THE BLOG
12/08/2014 02:45 pm ET Updated Feb 07, 2015

Small Business: The 'Neglected Middle' of Climate Change

One week after graduating college, I started a summer internship at an energy auditing firm in the DC area. On my second day, I asked my boss why the firm never took on small businesses as clients. It was a logical thought in my head: they use energy and there are millions of them! His response was simple.

"They're just too small to be worth anyone's time."

He went on to lecture his naive intern that small businesses don't use enough energy, don't have big enough footprints, and don't care enough about energy efficiency to be worth our or anyone's time.

My boss couldn't have been more wrong.

His response was speaking solely to the financial feasibility of the firm, but it reflects a larger misconception regarding small businesses and climate change.

Individually, a small business might use less energy than a 50-story office building. But cumulatively, small businesses in the U.S. alone contribute roughly $60 billion in annual energy costs and nearly half a billion metric tons of annual carbon emissions each year. That's equivalent to powering half the homes in the U.S. every year. Now consider the number of small businesses across the world, and the environmental impact becomes significant.

So why do we continue to leave the small business community out of the climate change conversation when talking about energy? Why have our small businesses become this "neglected middle," stuck in between our skyscrapers and our homes?

I believe it's because our small businesses are misunderstood, both physically and culturally.

Small businesses are unique, which is one of the reasons why we love our neighborhood coffee shop or boutique retailer so much. But, because they are so unique, they generally don't follow a pattern when it comes to building activity, size, location and even how they use energy from one to the next. This has created a struggle for the industry to create a solution that can address energy efficiency for all types of small businesses. And since it doesn't make financial sense for the private for-profit sector to work with them in most cases (as my old boss pointed out), the result has been a combination of overly generic "green tips" on the Internet and professional solicitors with trust issues.

But we must find a way to do more. We need to include small business as part of the climate change conversation, not only as a contributor, but also as part of the solution.

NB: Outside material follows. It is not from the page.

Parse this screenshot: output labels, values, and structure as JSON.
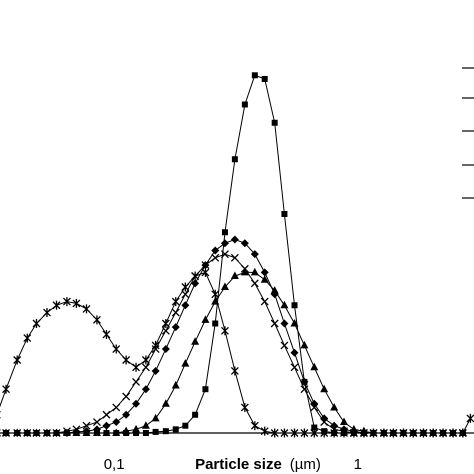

We need to start by raising awareness: bringing attention to the fact that our local mom and pop shops must be every bit as much a part of this conversation as our skyscrapers and our homes; that the cumulative impact of the small business community is so significant that we must give attention at the individual level.

We must also raise awareness and provide scalable assistance to small business owners themselves. We need to find solutions to assist them in recognizing what they can do to not only reduce their environmental impact, but also decrease their own operational costs and increase profits at the same time.

The truth is not all small businesses might be concerned with climate change. But they're all concerned about the success of their business. In fact, most small business owners are already feeling the effect of rising energy costs, either by raising their own prices or changing their hiring plans. We need to recognize that financial longevity is the primary business motivator and foster that to drive urgent change on an environmental level. Because when it comes to business, energy efficiency isn't about "green business," it's about "smart business."

We need to begin looking at this "neglected middle" not as a challenge, but as an opportunity. With more attention and action being deployed on the local and state level, including energy policy and sustainability outreach programs, small businesses could serve to push community-level initiatives even further. Our local businesses are such an integral part of our communities. They often drive culture in the community and can be an influencer on community members. By assisting them to drive positive change in environmental sustainability and energy efficiency, it could have a ripple effect throughout the rest of the community.

Small businesses power this country. It's time that we help them use their own power more efficiently and harness their potential to drive a cumulative, global impact on climate change. We already "shop small" -- it's time that we start to "save small," too.